“We don’t like Dayworks”

Dayworks are often perceived to be the bane of the construction industry, but, if managed correctly, can be a vital source of record keeping.

Dayworks are a method of valuing works on the basis of the cost of labour, materials and plant plus a mark-up for overheads and profit. This method should only be used if the normal valuation mechanism is not appropriate. Unfortunately, sometimes dayworks are submitted for varied works in order to achieve better margins than using contract rates.

There are two basic options as to how daywork rates can be established:

Option A – a percentage addition:

Prime cost to which a percentage is added for overheads, profit and incidental costs.

Option B – all-inclusive rates:

All-inclusive rates are quoted at tender and incorporated in the contract documents. These include an allowance for overheads and profit, either fixed for the period of the contract or, if allowed in the contract, subject to an inflation allowance.

The first thing to remember is that submission of a daywork sheet for varied works does not automatically entitle the contractor to payment on a daywork basis.

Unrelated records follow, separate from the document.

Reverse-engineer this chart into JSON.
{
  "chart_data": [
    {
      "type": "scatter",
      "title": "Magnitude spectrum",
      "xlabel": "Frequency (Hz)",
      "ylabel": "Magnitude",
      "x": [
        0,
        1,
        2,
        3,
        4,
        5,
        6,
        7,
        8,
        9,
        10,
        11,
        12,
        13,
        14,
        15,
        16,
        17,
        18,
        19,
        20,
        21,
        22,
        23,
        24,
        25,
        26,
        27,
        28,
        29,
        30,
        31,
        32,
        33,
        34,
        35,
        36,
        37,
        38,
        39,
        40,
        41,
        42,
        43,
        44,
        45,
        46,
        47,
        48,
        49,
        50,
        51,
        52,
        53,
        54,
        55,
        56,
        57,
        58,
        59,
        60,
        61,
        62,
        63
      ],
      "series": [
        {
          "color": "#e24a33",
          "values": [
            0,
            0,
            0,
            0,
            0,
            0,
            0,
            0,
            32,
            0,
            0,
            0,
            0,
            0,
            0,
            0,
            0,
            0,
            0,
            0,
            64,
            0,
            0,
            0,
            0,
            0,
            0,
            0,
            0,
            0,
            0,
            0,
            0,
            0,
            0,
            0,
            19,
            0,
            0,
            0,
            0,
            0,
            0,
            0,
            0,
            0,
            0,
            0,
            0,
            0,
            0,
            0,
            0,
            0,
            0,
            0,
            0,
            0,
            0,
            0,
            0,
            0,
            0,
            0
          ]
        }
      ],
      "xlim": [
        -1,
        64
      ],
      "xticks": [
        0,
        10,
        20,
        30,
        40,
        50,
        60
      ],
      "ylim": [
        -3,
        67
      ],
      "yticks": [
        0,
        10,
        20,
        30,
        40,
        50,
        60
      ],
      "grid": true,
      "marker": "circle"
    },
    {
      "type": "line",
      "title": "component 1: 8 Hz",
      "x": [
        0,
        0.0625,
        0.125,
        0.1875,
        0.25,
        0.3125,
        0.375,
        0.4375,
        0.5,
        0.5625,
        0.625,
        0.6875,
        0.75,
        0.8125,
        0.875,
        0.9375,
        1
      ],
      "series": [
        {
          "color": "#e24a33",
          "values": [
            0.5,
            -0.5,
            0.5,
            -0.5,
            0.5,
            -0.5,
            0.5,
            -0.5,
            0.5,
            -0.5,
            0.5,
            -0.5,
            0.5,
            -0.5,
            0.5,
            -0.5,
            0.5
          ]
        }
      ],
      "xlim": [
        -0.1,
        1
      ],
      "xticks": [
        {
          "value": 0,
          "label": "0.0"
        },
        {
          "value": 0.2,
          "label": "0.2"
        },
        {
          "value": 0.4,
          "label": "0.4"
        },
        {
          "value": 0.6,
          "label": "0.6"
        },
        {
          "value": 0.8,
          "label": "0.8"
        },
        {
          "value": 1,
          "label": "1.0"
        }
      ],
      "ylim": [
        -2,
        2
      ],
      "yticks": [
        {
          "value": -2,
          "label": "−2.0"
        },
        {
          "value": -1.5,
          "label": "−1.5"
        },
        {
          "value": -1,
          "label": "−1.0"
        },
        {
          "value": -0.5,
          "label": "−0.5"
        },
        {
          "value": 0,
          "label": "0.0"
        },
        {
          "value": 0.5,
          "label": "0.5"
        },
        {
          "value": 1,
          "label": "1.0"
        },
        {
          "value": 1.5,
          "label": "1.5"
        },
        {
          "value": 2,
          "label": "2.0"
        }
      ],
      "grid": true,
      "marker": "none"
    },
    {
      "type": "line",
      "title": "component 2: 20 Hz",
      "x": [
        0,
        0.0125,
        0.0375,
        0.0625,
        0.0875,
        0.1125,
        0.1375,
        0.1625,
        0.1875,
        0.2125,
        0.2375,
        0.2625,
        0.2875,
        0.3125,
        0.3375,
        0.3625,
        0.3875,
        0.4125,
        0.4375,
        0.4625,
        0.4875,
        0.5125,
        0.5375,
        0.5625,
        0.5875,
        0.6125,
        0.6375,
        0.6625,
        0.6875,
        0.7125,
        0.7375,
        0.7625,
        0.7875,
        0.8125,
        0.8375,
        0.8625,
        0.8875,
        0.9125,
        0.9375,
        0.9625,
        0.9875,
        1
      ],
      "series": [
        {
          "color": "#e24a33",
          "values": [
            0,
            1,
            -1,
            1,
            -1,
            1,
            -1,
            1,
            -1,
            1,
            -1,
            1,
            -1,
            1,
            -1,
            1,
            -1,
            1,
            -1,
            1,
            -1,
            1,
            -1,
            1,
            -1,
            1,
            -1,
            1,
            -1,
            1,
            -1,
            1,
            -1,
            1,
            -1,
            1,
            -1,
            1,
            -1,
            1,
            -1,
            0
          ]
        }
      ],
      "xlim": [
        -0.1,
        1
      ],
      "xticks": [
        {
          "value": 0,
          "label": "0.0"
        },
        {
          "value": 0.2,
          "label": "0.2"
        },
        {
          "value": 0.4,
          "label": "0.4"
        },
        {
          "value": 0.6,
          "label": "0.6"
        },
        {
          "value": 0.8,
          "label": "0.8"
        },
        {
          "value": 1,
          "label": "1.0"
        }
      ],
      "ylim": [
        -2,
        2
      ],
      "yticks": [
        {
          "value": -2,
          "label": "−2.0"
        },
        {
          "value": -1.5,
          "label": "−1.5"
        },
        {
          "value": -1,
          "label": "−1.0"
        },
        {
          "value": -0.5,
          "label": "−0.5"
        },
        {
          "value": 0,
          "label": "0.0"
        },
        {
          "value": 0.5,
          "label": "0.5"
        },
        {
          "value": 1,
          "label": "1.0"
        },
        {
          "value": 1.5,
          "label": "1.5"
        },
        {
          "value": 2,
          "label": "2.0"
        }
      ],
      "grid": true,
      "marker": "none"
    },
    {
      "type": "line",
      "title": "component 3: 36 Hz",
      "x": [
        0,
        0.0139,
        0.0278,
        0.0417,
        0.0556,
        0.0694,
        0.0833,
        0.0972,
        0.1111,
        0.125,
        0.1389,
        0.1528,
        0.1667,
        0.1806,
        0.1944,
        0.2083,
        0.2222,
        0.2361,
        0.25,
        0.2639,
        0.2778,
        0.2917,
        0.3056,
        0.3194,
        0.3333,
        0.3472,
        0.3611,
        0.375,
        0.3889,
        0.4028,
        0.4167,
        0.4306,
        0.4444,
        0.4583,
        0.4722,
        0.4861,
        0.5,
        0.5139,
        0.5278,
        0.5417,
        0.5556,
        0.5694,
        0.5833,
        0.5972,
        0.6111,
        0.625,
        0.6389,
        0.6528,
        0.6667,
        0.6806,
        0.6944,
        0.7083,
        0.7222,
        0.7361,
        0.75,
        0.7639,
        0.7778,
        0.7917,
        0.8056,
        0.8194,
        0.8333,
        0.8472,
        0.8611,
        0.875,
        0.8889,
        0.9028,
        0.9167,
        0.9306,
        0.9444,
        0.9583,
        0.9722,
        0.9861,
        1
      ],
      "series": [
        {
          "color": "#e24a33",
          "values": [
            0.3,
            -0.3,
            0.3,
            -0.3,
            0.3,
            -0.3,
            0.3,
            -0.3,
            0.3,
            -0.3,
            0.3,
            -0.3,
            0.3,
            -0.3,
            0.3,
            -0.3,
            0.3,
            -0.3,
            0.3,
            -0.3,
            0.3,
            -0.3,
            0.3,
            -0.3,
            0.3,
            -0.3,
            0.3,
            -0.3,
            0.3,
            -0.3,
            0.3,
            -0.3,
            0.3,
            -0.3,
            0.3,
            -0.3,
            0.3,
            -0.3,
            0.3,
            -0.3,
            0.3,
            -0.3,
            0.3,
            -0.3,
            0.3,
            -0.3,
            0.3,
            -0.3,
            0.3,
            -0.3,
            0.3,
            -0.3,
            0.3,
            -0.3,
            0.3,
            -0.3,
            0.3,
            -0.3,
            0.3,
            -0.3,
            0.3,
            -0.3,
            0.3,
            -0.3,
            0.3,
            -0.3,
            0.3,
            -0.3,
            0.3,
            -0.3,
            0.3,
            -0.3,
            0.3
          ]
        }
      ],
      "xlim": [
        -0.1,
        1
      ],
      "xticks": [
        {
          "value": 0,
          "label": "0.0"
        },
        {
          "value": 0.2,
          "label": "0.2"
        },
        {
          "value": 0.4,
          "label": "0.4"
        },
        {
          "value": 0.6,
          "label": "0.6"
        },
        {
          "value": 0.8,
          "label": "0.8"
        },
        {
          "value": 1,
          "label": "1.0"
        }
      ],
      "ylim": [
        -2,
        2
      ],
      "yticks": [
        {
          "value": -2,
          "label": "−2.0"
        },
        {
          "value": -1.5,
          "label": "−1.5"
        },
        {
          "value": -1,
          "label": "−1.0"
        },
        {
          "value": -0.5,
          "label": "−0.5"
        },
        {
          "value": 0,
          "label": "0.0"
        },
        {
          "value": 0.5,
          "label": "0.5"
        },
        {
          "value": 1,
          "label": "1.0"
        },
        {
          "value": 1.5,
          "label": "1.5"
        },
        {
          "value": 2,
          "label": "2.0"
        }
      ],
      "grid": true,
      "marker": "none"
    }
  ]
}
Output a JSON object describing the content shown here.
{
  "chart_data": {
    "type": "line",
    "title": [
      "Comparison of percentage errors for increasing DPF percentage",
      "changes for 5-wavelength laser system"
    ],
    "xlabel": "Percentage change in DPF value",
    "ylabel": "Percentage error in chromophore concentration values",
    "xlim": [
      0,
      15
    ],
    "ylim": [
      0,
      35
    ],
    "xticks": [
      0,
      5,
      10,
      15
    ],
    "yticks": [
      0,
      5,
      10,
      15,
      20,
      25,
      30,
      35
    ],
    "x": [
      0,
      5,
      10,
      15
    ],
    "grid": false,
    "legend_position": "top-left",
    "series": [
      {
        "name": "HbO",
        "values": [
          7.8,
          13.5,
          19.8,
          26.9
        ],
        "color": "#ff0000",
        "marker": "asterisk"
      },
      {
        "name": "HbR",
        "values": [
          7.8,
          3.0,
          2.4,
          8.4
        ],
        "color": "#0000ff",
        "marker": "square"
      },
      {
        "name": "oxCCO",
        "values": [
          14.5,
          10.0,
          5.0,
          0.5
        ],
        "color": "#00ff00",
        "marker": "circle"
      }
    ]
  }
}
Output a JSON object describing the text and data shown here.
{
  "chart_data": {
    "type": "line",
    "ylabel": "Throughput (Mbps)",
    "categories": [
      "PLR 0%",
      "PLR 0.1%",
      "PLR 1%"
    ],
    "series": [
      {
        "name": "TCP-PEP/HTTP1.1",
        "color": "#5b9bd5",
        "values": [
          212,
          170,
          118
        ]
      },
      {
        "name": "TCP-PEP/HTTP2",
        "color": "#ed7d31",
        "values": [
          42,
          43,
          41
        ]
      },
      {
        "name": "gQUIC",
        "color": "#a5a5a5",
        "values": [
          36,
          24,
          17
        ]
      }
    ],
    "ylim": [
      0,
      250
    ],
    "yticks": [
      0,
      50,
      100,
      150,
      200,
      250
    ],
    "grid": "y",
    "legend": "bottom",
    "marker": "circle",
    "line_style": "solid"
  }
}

If the works are substantially the same as the contract works, then the works should be valued using contract rates with the daywork sheet used as a record only.

If it has been agreed that the varied works should be valued as dayworks and the resources have been agreed by the Contractor’s representative, the Quantity Surveyor has no right to reduce the hours and other resources on the sheets. 

When the Contractor’s representative is presented with daywork sheets, they will usually check they are happy that it is an accurate reflection of the resources used to carry out the works. They will also sometimes add the phrase “For record purposes only”, or just FRPO. The QS will then decide if the works should be valued on a daywork basis, or using contract rates.

If the resources detailed on a daywork sheet are disputed by the Contractor’s representative, this should be raised when the sheet is submitted so an accurate record can be agreed. If this does not happen, it is the responsibility of the Contractor’s representative to prove the claimed resources are incorrect. There is therefore the risk of having to prove at a later stage that the information included in the records is wrong or otherwise payment will have to be made in full.

In summary, check for a “Daywork Procedure” which may be incorporated into the Sub-Contract. If you feel the varied works cannot be valued using another method, and dayworks are appropriate, make sure you get agreement prior to starting to prevent arguments after the works are complete.